Former CIA agent Baer (Blow the House Down, 2006, etc.) examines Iran’s growing influence in the Middle East, fundamentally challenging commonly held U.S. views.
America doesn’t recognize or understand this rising superpower, the author argues. Dissecting Iran’s rapid evolution, the Baer notes numerous examples of modernization—use of the Internet, a burgeoning youth culture, sexual freedom—that are rarely reported outside the country. His central aim is to establish how Iran has maneuvered into a dominant position in the Middle East, largely thanks to the war in Iraq. By weakening the Iraqi army and decimating the moderate Shia clergy, Baer contends, the United States has unwittingly opened the gateway for Iran to seize control of Iraq’s oil resources.

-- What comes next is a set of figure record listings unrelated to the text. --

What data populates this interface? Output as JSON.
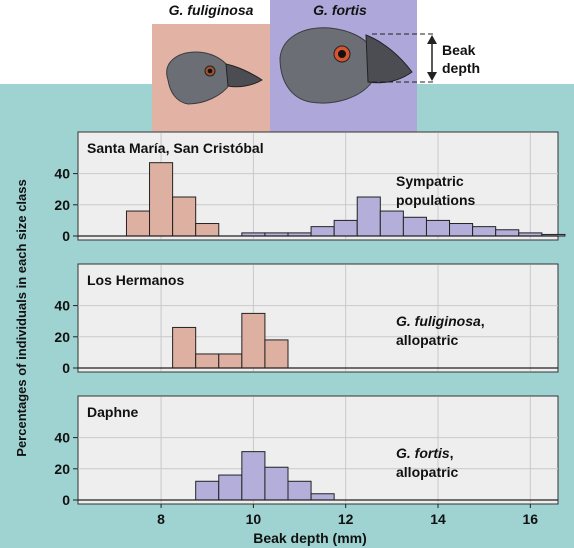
{
  "colors": {
    "teal_background": "#9fd3d1",
    "panel_background": "#eeeeef",
    "fuliginosa_fill": "#ddb0a1",
    "fortis_fill": "#b4aedb",
    "fuliginosa_box": "#e2b3a4",
    "fortis_box": "#aea8da",
    "bar_outline": "#222222",
    "bird_grey": "#6b6f75",
    "beak_grey": "#4b4d52"
  },
  "header": {
    "fuliginosa_label": "G. fuliginosa",
    "fortis_label": "G. fortis",
    "beak_depth_label_line1": "Beak",
    "beak_depth_label_line2": "depth"
  },
  "chart_data": {
    "type": "histogram",
    "xlabel": "Beak depth (mm)",
    "ylabel": "Percentages of individuals in each size class",
    "xlim": [
      6.2,
      16.6
    ],
    "xticks": [
      8,
      10,
      12,
      14,
      16
    ],
    "ylim": [
      0,
      50
    ],
    "yticks": [
      0,
      20,
      40
    ],
    "bin_width": 0.5,
    "grid": true,
    "panels": [
      {
        "title": "Santa María, San Cristóbal",
        "annotation": [
          "Sympatric",
          "populations"
        ],
        "series": [
          {
            "species": "fuliginosa",
            "x_start": [
              7.25,
              7.75,
              8.25,
              8.75
            ],
            "values": [
              16,
              47,
              25,
              8
            ]
          },
          {
            "species": "fortis",
            "x_start": [
              9.75,
              10.25,
              10.75,
              11.25,
              11.75,
              12.25,
              12.75,
              13.25,
              13.75,
              14.25,
              14.75,
              15.25,
              15.75,
              16.25
            ],
            "values": [
              2,
              2,
              2,
              6,
              10,
              25,
              16,
              12,
              10,
              8,
              6,
              4,
              2,
              1
            ]
          }
        ]
      },
      {
        "title": "Los Hermanos",
        "annotation_italic": "G. fuliginosa",
        "annotation_suffix": ",",
        "annotation_line2": "allopatric",
        "series": [
          {
            "species": "fuliginosa",
            "x_start": [
              8.25,
              8.75,
              9.25,
              9.75,
              10.25
            ],
            "values": [
              26,
              9,
              9,
              35,
              18
            ]
          }
        ]
      },
      {
        "title": "Daphne",
        "annotation_italic": "G. fortis",
        "annotation_suffix": ",",
        "annotation_line2": "allopatric",
        "series": [
          {
            "species": "fortis",
            "x_start": [
              8.75,
              9.25,
              9.75,
              10.25,
              10.75,
              11.25
            ],
            "values": [
              12,
              16,
              31,
              21,
              12,
              4
            ]
          }
        ]
      }
    ]
  }
}
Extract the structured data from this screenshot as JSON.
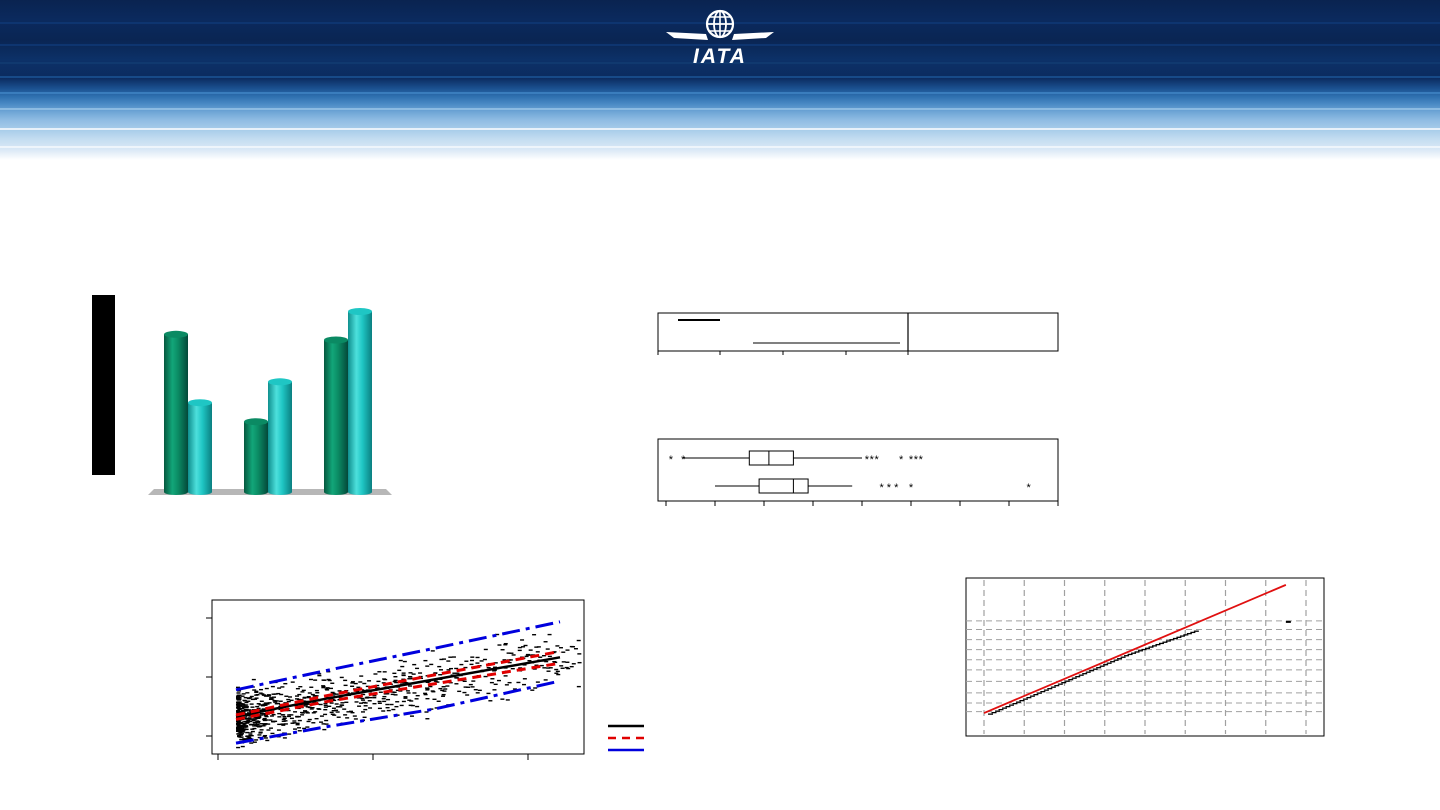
{
  "banner": {
    "logo_text": "IATA",
    "colors": {
      "navy": "#0a2553",
      "light": "#a9cdea"
    }
  },
  "bar_chart": {
    "chart_data": {
      "type": "bar",
      "categories": [
        "",
        "",
        ""
      ],
      "series": [
        {
          "color": "#0b8a63",
          "values": [
            83,
            37,
            80
          ]
        },
        {
          "color": "#1fc6c4",
          "values": [
            47,
            58,
            95
          ]
        }
      ],
      "ylim": [
        0,
        100
      ],
      "legend": "none"
    }
  },
  "box_plots": {
    "top_panel": {
      "type": "table",
      "color": "#000000"
    },
    "bottom_panel": {
      "chart_data": {
        "type": "box",
        "xlim": [
          0,
          8
        ],
        "boxes": [
          {
            "whisker_low": 0.35,
            "q1": 1.7,
            "median": 2.1,
            "q3": 2.6,
            "whisker_high": 4.0,
            "outliers": [
              0.1,
              0.35,
              4.1,
              4.2,
              4.3,
              4.8,
              5.0,
              5.1,
              5.2
            ]
          },
          {
            "whisker_low": 1.0,
            "q1": 1.9,
            "median": 2.6,
            "q3": 2.9,
            "whisker_high": 3.8,
            "outliers": [
              4.4,
              4.55,
              4.7,
              5.0,
              7.4
            ]
          }
        ]
      }
    }
  },
  "scatter_plot": {
    "chart_data": {
      "type": "scatter",
      "xlim": [
        0,
        10
      ],
      "ylim": [
        0,
        10
      ],
      "lines": [
        {
          "style": "solid",
          "color": "#000000",
          "points": [
            [
              0.5,
              2.4
            ],
            [
              3,
              3.6
            ],
            [
              6,
              4.9
            ],
            [
              9.5,
              6.4
            ]
          ]
        },
        {
          "style": "dashed",
          "color": "#e00000",
          "points": [
            [
              0.5,
              2.5
            ],
            [
              3,
              3.8
            ],
            [
              6,
              5.2
            ],
            [
              9.5,
              6.8
            ]
          ]
        },
        {
          "style": "dashed",
          "color": "#e00000",
          "points": [
            [
              0.5,
              2.2
            ],
            [
              3,
              3.4
            ],
            [
              6,
              4.6
            ],
            [
              9.5,
              6.0
            ]
          ]
        },
        {
          "style": "dashdot",
          "color": "#0000dd",
          "points": [
            [
              0.5,
              4.2
            ],
            [
              3,
              5.5
            ],
            [
              6,
              7.0
            ],
            [
              9.5,
              8.8
            ]
          ]
        },
        {
          "style": "dashdot",
          "color": "#0000dd",
          "points": [
            [
              0.5,
              0.6
            ],
            [
              3,
              1.7
            ],
            [
              6,
              2.9
            ],
            [
              9.5,
              4.8
            ]
          ]
        }
      ],
      "legend": "right",
      "legend_colors": [
        "#000000",
        "#e00000",
        "#0000dd"
      ]
    }
  },
  "prob_plot": {
    "chart_data": {
      "type": "line",
      "xlim": [
        0,
        8
      ],
      "ylim": [
        0,
        10
      ],
      "fit_line": {
        "color": "#e01010",
        "points": [
          [
            0,
            0.9
          ],
          [
            7.5,
            9.8
          ]
        ]
      },
      "points_color": "#000000"
    }
  }
}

As evidence of this, he points to the Afghan city of Herat, now full of Iranian goods, including gasoline. A radical new approach is required, the author suggests, if America is to gain leverage with Iran. This will involve negotiating with the country to turn it into an ally, not an enemy. The book’s most intriguing passages analyze the mind-set that has enabled Iran to attain such a powerful position. Iran’s leaders keep their military authorities hidden, they don’t keep important paperwork, and they have learned valuable lessons from past mistakes, particularly those made during the bloody 1980–88 war with Iraq. Terrorist tactics have waned, Baer notes; there have been no known instances of Iranian suicide bombers since 1988, and behavior typified by notorious Iranian terrorist Imad Mughniyah has become a thing of the past. Many of the author’s interviewees, including a former aide to Ayatollah Khomeini, believe that Iran is already a superpower, and Baer concludes by emphasizing the urgent need for the United States to engage in a meaningful dialogue with the country’s leaders.
An important text studded with keen insights into a nation about which America remains dangerously misinformed.